You setup a firewall on the Linux box with something like:
LAN on eth0
T1 on eth1
T1 on eth2
iptables -i eth0 --dport 80 --state NEW,ESTABLISHED --set-mark 1
iptables -t nat -o eth1 -j MASQUERADE
iptables -t nat -o eth2 -j MASQUERADE
ip ru add fwmark 1 table 10
ip route add default via IP_ADDRESS_OF_T1#1 dev eth1
ip route add default via IP_ADDRESS_OF_T1#2 dev eth2 table 10
This is far from complete (and I haven't tested it), but it should set "fwmark" to 1 for HTTP traffic. The router table should then take traffic with FWMARK set to 1 and use routing table 10 instead of the default table, which can have a different default route. In that both eth1 and eth2 are MASQed, both will NAT.
You will need a lot more here to be fully functional. You need to completely filter the traffic you don't want, and probably classify a bunch more stuff along the way.
Good luck.
See:
/etc/iproute2/rt_realms)
http://hibernia.jakma.org/~paul/rc.iprules
For a script that does something similar to what you want, policy routing to route based on source IP. It should be easy enough to add an additional 'firewall mark' field to the table and policy route based on that (i'm on holiday, otherwise i might have done that for you).
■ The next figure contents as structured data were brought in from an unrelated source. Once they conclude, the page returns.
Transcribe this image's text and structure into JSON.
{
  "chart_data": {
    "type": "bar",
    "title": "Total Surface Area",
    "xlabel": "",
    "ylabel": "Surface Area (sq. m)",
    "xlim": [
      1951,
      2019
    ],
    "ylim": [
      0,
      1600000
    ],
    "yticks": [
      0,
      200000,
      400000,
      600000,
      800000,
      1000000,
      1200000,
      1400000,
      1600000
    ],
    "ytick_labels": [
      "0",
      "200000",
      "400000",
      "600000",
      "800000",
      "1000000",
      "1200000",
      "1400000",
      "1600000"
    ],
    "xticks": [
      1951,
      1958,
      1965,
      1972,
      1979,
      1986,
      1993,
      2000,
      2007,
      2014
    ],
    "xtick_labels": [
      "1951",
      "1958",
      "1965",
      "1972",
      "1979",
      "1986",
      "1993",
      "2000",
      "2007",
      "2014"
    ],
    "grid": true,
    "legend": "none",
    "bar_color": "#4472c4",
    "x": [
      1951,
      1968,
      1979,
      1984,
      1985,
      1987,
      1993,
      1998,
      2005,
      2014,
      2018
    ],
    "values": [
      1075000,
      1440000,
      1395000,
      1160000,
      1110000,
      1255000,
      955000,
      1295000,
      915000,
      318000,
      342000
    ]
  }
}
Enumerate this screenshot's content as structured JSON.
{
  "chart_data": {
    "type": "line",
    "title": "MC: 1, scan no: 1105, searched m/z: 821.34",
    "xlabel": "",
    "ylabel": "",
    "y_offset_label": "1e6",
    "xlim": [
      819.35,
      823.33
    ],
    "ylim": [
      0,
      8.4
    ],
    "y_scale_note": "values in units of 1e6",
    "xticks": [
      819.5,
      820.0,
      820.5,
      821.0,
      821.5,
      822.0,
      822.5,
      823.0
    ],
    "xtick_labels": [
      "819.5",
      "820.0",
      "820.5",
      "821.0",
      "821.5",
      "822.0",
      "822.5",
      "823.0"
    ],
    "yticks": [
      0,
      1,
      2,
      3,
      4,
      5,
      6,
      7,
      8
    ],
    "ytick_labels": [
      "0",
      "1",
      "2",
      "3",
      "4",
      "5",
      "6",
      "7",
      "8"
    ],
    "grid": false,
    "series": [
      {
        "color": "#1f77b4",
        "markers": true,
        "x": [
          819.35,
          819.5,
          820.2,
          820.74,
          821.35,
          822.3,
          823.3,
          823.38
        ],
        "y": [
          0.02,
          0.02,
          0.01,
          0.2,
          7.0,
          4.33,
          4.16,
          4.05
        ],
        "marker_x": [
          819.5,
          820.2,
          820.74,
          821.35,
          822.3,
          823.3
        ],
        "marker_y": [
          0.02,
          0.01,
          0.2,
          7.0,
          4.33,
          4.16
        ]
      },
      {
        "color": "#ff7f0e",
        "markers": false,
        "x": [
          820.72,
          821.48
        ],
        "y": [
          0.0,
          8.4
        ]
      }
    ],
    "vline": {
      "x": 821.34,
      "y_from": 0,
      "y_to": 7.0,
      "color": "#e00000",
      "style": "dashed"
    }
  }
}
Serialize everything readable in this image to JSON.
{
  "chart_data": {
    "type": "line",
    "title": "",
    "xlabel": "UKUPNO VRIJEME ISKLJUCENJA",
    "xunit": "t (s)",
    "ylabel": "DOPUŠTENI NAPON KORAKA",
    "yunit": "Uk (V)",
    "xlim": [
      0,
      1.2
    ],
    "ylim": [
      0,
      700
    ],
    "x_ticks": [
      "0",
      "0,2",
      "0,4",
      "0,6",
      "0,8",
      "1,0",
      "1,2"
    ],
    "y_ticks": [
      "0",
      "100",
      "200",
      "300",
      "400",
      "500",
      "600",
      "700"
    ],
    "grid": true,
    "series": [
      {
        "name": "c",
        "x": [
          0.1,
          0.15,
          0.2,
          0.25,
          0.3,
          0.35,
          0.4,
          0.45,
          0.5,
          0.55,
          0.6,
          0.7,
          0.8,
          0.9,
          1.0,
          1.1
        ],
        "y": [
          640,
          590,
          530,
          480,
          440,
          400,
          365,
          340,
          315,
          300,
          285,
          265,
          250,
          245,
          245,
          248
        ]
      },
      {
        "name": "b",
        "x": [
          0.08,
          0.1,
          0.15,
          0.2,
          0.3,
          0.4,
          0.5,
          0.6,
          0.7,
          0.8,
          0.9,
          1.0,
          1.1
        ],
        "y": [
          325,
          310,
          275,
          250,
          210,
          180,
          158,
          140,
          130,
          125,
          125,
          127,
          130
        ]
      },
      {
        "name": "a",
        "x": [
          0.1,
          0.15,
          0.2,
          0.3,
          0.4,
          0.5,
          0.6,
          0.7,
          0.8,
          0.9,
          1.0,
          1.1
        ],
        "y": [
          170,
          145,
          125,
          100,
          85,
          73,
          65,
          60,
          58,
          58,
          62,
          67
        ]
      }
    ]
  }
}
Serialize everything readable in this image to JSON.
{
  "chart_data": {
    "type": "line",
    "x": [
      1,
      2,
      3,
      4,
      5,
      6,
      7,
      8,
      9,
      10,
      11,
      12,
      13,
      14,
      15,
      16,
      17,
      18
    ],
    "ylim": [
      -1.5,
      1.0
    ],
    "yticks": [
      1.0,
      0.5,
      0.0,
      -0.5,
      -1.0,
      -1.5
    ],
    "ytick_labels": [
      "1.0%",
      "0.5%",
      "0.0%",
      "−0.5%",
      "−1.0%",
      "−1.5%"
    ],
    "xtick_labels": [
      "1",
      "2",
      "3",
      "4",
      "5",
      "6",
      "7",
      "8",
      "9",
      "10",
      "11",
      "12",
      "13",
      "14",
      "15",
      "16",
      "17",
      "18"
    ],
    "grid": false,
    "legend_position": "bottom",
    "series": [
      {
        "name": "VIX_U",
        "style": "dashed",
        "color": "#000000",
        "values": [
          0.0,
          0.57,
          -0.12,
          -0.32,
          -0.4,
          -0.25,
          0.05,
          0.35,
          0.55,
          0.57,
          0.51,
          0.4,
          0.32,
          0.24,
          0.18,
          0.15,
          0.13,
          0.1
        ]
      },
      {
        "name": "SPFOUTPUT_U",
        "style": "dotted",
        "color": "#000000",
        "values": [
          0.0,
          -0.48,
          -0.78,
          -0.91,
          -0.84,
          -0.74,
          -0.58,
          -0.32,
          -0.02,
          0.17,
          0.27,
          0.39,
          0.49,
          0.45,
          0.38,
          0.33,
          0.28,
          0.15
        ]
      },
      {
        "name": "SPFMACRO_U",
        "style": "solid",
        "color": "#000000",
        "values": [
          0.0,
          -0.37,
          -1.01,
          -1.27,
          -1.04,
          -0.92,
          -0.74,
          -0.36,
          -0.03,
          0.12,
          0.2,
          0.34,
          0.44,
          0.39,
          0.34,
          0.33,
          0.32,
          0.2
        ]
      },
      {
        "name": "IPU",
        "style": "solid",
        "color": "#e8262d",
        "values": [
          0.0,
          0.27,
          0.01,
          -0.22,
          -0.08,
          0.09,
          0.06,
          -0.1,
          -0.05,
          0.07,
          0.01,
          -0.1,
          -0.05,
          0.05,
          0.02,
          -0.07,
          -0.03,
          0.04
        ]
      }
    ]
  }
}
The listed "intranets" will use the main table.
Basically, all you need is:
1. create a table for each policy (edit
2. use iptables to add arbitrary 'fwmarks' to incoming packets based on whatever criteria you have
3. use the 'ip rule' command to direct routing for packets with specific fwmarks to specific routing tables.
4. direct other traffic to the default 'main' table.
Finally, see the Linux Advanced Routing & Traffic Control site for further information.
I use Friend/Foe + mod-point modifiers as a karma/reputation system.
Time to let your fingers do the walking...
Linux Advanced Routing and Traffic Control
I know this stuff is dense, but I happen to think it's stuff that any serious Linux admin should know about eventually, so I spread the word. If you want some pointers on where to start, send me an IM. I'll be at work all day today more-or-less.
"The Devil does not know a lot because He's the Devil, He knows a lot because he's old." -- unknown
GNU Zebra is a cisco IOS clone for linux. i think its what you're looking for.
Somewhere on this page I have hidden my signature.